The Relationship of Cardiorespiratory Fitness, Birth Weight and Parental BMI on Children’ Obesity Status


  • Zorica Stankovska Ss. Cyril and Methodius University Skopje, St. Kliment Ohridski Faculty of Pedagogy
  • Serjoža Gontarev Ss. Cyril and Methodius University Skopje, Faculty of Physical Education, Sport and Health
  • Žarko Kostovski Ss. Cyril and Methodius University Skopje, Faculty of Physical Education, Sport and Health
  • Aleksandar Janković University Novi Sad, Faculty of Pedagogy, Sombor



The aim of the study was to determine the differences in cardiorespiratory fitness, parents’ body mass index, birth weight between a group of children with normal and overweight / obesity and to determine how much the studied variables affect the risk of their biological offspring being overweight.
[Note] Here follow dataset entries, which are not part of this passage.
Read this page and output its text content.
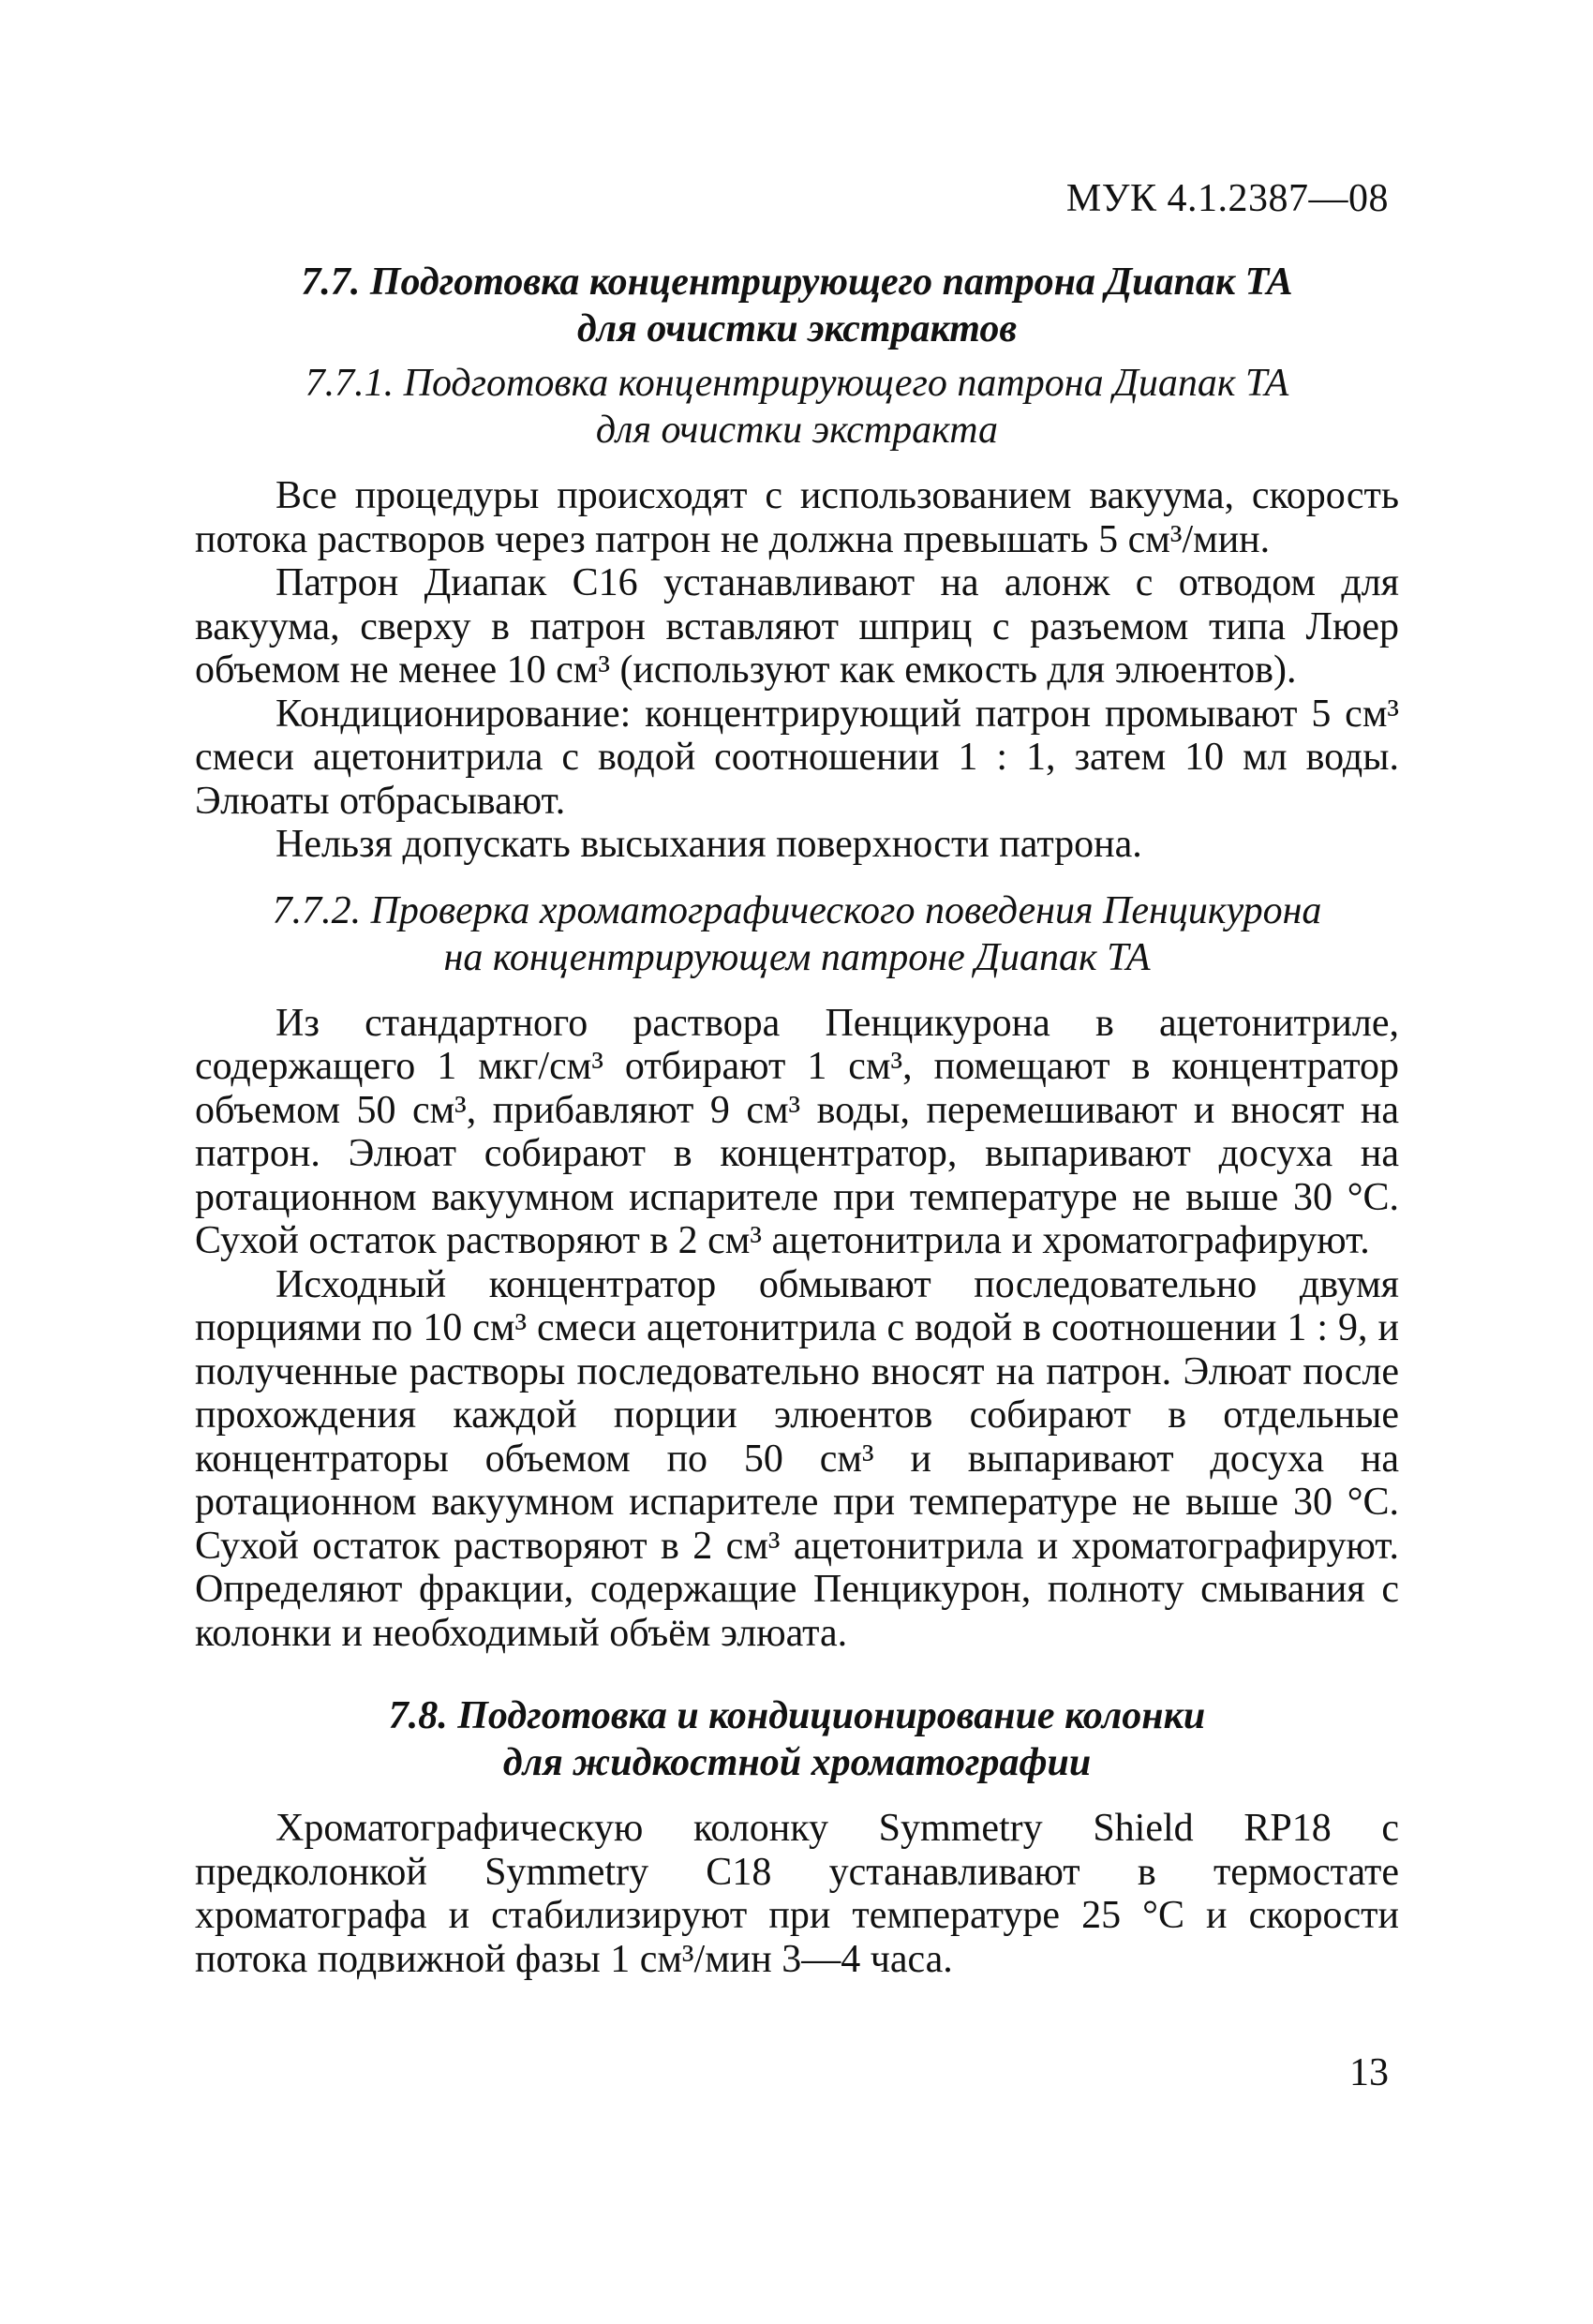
МУК 4.1.2387—08
7.7. Подготовка концентрирующего патрона Диапак ТА
для очистки экстрактов
7.7.1. Подготовка концентрирующего патрона Диапак ТА
для очистки экстракта

Все процедуры происходят с использованием вакуума, скорость потока растворов через патрон не должна превышать 5 см³/мин.

Патрон Диапак С16 устанавливают на алонж с отводом для вакуума, сверху в патрон вставляют шприц с разъемом типа Люер объемом не менее 10 см³ (используют как емкость для элюентов).

Кондиционирование: концентрирующий патрон промывают 5 см³ смеси ацетонитрила с водой соотношении 1 : 1, затем 10 мл воды. Элюаты отбрасывают.

Нельзя допускать высыхания поверхности патрона.

7.7.2. Проверка хроматографического поведения Пенцикурона
на концентрирующем патроне Диапак ТА

Из стандартного раствора Пенцикурона в ацетонитриле, содержащего 1 мкг/см³ отбирают 1 см³, помещают в концентратор объемом 50 см³, прибавляют 9 см³ воды, перемешивают и вносят на патрон. Элюат собирают в концентратор, выпаривают досуха на ротационном вакуумном испарителе при температуре не выше 30 °С. Сухой остаток растворяют в 2 см³ ацетонитрила и хроматографируют.

Исходный концентратор обмывают последовательно двумя порциями по 10 см³ смеси ацетонитрила с водой в соотношении 1 : 9, и полученные растворы последовательно вносят на патрон. Элюат после прохождения каждой порции элюентов собирают в отдельные концентраторы объемом по 50 см³ и выпаривают досуха на ротационном вакуумном испарителе при температуре не выше 30 °С. Сухой остаток растворяют в 2 см³ ацетонитрила и хроматографируют. Определяют фракции, содержащие Пенцикурон, полноту смывания с колонки и необходимый объём элюата.

7.8. Подготовка и кондиционирование колонки
для жидкостной хроматографии

Хроматографическую колонку Symmetry Shield RP18 с предколонкой Symmetry C18 устанавливают в термостате хроматографа и стабилизируют при температуре 25 °С и скорости потока подвижной фазы 1 см³/мин 3—4 часа.

13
The research was conducted on a sample of 1096 respondents, aged 6 to 10 years, randomly drawn from several primary schools in the Skopje region. The sample is divided into two sub-samples according to gender, 496 male respondents and 600 female respondents. Cardiorespiratory fitness was assessed with the 20m shuttle run test according to the procedures described in FITNESSGRAM. The children were classified into two groups, based on the percentages of the body mass index, according to the IOTF standard. The birth weight of the children was assessed from the pediatric records of each child at birth. The condition of overweight / obese parents was defined according to the classification of the World Health Organization. Data on the education of parents (especially mothers and fathers) were collected through a questionnaire.. The prevalence of overweight and obesity in this study was 22.6% and 14.9%, for the entire sample of respondents without statistically significant gender differences. The results of the research indicate the connection between obesity of parents and their children. Furthermore, the results suggest that low cardiorespiratory fitness and high birth weight are predictors of OV / OB in childhood.